I am trying to learn to say ‘no’ to being the person whose job it is to make things right for others all the time.  I am also trying to learn that I don’t always have to say ‘yes’ to heading into every challenge full-tilt.

Sometimes it is enough simply to observe
and let the universe unfold as it should.


 Coltsfoot

All is not reaching, striving,
choosing to force growth
and embrace pain
to fertilize the soul.

It is not always so!

The coltsfoot
opens a  yellow face
to the sun

but closes itself
to the dark shadows of evening
and the grey of a rainy day.

As the sun shines,
it transforms effortlessly
into radiance.

Soon, soon
its leaves will form
a carpet of green hearts.

I do not have to keep myself
resolutely open to dark
and storm.

I too can close up
when shadows fall,
ready for the sun’s return.

May 2018

Coltsfoot - first flower of Spring

Transitions in the seasons of the soul

I think there are multiple layers to the manifestation of inner seasons.

The internal season

On occasion in the past I have been very conscious of a specific internal season, particularly of winters of the soul as times of dormancy, retreat, grieving even. This is one layer and, from this perspective, I see myself now as in a transition from a winter that has been a time of  mystery, of deep and subtle transformation, of stillness and silence, of hidden growth requiring patience and faith. 
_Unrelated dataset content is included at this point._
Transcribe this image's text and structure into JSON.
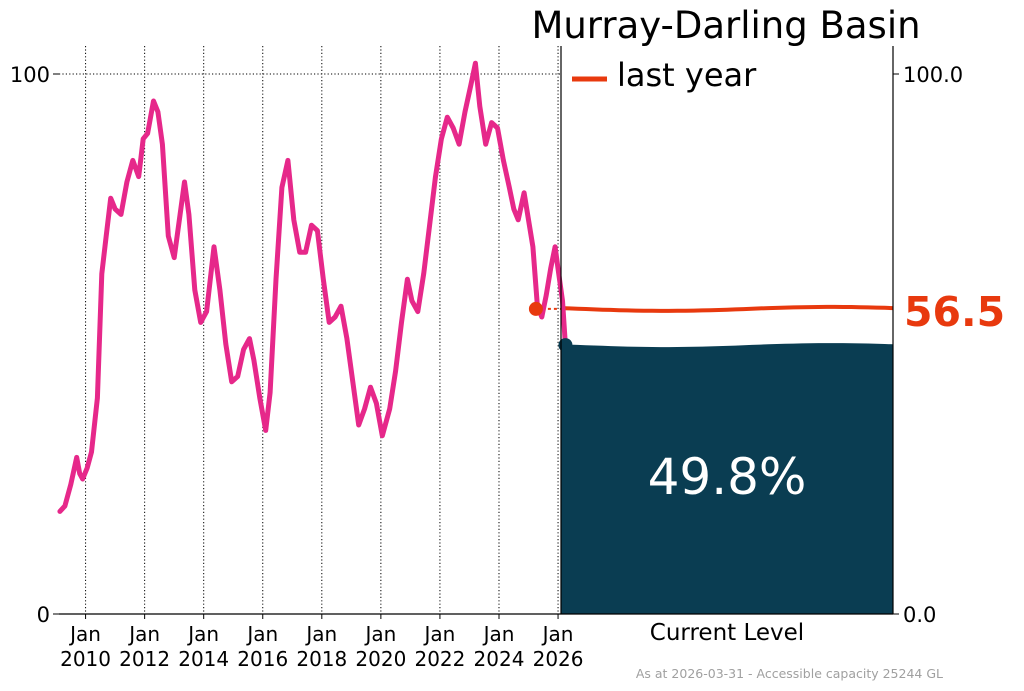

What has been interesting is that, in paying attention to the shift in nature these last weeks, I sense that it is not some human failing that we rarely transition smoothly; if this is the path nature takes then it seems to me that the two-steps forward one-step back dance is an inherent aspect of the character of change.

Thaw - land steepingI see the land, still frozen, steeping in the thaw water that it is not yet ready to absorb, grungy, muddy, yet with hints of the possibility of spring. And I realize that I am content to live this within my own transition, to steep in a flood of insights that I am not yet fully able to soak up. I see the lake existing as thick white ice, clear glass and sparkling open water simultaneously and something inside me whispers ‘yes!’ in affirmation and recognition.  In focusing on the subtleties and nuances of this time between winter and spring, I am newly comfortable in my own space of between.

Water in three states - between seasons

Carrying all the seasons within

At another level, I am aware that I carry all the seasons within me, and can draw on the riches of each as I need or choose at any given time.

The turning of the year

Finally, there is the part of me that responds to the turning of the year, increasingly delighting in the changing rhythms that inform my living in both the exterior and interior worlds.

As winter leaves the lake . . .

 

Now, in this time of increasing intimacy with both the natural and the inner world, each season, each new manifestation, each day of brilliant sunshine or unrelenting rain, each moment, is becoming equally precious. This is becoming almost as true for the seasons of the soul as those of the year’s turning. I try to sit with each, knowing that all things pass.